As Erangi said, what we have currently in our search engines is merely a syntactic search which the search is based on a key word matching. But the concept of Semantic Web has extended this existing method of Syntactic search to a Semantic search. For that do be done, the entities or Semantic Meta Data of the existing web documents should be identified. Currently there is no such effective or optimum method to extract text from document repositories. Therefore the intention of XemanticA framework is to implement an efficient, optimum and an accurate methodology to do text extraction from documents and store the extracted text entities.
We do have several modules in our XemanticA framework namely the Text Convertor, Specific Extractor, Generic Extractor, Comparator and Semantic Server.
Sajith has mainly completed the Text Convertor component which converts a given text document into a normal text string. This module is capable of converting doc, xls, ppt, docx, pptx, xlsx and pdf documents into a text stream. Apache POI library is used to convert all formats of documents except pdf which is converted using PDF Box. Then the stop words and other repeating characters are removed from the text stream which is then sent to entity extraction.
Specific Extractor is the heart of XemanticA and it is where we have to engage in a lot of research work to select a suitable algorithm for the implementation of automatic text extraction. LSA is being used here and still this is in research stage. More details about this component will be brought to you in future posts.

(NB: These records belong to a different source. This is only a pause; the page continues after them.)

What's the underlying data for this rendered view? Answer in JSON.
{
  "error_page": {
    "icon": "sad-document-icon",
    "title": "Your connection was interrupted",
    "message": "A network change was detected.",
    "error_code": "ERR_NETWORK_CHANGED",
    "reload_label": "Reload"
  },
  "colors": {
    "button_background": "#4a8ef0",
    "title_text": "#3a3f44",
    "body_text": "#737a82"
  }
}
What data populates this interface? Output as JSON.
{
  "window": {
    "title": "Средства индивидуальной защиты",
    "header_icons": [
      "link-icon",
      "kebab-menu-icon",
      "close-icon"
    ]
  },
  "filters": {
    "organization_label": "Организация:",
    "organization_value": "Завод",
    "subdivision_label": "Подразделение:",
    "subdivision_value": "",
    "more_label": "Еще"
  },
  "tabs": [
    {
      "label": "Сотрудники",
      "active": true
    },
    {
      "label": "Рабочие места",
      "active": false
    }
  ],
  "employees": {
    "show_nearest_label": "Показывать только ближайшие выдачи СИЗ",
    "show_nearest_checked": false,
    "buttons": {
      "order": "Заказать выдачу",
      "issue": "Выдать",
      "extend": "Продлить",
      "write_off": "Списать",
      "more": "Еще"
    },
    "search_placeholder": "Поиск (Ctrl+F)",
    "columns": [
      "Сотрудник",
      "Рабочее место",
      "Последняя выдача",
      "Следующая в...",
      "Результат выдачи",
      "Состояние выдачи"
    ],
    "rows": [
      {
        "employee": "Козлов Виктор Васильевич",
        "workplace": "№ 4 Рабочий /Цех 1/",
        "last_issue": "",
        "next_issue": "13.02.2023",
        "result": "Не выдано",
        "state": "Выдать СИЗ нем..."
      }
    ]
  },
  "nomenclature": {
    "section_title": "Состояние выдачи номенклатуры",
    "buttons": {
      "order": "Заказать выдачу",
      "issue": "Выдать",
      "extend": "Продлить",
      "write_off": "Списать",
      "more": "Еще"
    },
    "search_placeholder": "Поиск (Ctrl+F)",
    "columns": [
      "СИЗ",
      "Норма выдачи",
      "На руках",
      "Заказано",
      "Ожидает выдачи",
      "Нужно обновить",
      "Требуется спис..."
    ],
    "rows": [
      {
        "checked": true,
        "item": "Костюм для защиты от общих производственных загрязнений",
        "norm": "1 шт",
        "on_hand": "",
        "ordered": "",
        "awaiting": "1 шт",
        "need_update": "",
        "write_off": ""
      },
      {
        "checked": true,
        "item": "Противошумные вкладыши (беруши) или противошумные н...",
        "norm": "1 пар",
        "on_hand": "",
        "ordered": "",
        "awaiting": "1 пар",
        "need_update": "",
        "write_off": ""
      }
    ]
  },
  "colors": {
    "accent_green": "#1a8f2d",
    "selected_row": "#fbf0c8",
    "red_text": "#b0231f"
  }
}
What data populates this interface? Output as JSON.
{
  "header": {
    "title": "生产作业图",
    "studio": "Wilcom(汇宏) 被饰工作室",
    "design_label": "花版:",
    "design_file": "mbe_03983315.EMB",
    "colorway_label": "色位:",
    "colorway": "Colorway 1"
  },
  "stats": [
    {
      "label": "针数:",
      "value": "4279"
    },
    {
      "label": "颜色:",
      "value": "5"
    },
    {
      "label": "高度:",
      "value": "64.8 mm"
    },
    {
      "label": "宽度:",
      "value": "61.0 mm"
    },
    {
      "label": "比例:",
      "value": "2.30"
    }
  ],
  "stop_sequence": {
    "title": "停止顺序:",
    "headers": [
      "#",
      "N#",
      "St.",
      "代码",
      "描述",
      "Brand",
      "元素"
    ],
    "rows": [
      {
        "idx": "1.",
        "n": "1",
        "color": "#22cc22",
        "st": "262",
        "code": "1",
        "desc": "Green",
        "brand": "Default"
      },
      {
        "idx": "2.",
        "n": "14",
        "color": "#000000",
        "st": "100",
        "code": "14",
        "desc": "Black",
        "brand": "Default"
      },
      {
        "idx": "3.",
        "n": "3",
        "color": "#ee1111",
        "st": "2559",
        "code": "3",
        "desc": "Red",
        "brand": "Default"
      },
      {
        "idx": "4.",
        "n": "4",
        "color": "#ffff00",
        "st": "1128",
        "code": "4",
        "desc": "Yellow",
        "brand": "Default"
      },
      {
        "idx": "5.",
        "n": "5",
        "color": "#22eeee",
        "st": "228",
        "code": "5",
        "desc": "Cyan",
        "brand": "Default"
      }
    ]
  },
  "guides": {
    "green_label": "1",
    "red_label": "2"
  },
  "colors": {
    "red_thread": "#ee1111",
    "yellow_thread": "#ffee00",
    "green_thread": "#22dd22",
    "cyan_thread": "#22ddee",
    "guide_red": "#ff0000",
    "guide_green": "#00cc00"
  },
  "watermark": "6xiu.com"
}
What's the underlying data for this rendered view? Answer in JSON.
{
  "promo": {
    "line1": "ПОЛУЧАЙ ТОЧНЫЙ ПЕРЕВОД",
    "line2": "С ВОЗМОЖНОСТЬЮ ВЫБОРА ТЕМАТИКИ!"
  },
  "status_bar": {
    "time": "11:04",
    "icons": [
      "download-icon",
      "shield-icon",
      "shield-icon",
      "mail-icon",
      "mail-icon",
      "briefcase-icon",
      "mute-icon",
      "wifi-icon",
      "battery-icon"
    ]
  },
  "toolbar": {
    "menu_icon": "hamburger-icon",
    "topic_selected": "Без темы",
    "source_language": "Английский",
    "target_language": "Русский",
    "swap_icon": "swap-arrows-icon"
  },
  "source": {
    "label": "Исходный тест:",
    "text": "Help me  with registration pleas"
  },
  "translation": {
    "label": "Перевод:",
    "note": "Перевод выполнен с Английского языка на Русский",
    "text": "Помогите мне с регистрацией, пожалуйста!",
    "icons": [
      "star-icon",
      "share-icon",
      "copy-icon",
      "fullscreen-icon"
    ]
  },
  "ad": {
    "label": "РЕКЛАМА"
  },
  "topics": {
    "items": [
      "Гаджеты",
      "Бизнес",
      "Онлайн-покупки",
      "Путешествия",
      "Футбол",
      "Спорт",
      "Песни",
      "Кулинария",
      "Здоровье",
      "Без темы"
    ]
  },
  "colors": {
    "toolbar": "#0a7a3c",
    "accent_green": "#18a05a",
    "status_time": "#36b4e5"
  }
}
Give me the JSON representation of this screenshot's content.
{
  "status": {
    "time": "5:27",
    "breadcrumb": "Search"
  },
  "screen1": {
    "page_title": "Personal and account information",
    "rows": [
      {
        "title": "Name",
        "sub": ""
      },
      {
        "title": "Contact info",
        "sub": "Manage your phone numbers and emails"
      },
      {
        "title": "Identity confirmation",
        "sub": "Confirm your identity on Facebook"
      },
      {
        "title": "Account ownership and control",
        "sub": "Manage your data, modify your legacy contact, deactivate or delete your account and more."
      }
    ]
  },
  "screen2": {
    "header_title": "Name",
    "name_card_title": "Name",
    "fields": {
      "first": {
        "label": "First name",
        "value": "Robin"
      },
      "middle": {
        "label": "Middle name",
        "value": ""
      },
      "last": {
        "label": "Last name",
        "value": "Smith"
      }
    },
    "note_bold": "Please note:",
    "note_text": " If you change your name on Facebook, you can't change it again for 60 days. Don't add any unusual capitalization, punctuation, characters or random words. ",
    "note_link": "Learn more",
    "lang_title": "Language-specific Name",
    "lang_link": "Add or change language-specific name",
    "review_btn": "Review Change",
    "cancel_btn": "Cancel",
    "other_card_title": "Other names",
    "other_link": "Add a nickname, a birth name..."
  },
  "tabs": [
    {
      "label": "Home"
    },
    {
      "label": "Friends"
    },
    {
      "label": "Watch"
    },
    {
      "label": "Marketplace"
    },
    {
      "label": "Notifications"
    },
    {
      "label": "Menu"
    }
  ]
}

I started to work on the Generic Extractor where a given text document should be checked against Dbpedia, the online RDF data entity set and identify the document’s entities. Even though we thought that it is possible to check any kind of a document against Dbpedia, when I started actual implementation only I realized that the Dbpedia data set can be only checked against Wikipedia articles, but not against any other externally provided article. Then we started to get the functionality of an existing framework that uses Dbpedia data set through a Web Service API. Now the basic functionality of the Generic Extractor also is more or less complete.
Now we have to focus on the Semantic Server which should be capable of storing RDF data entities in the Sesame Server.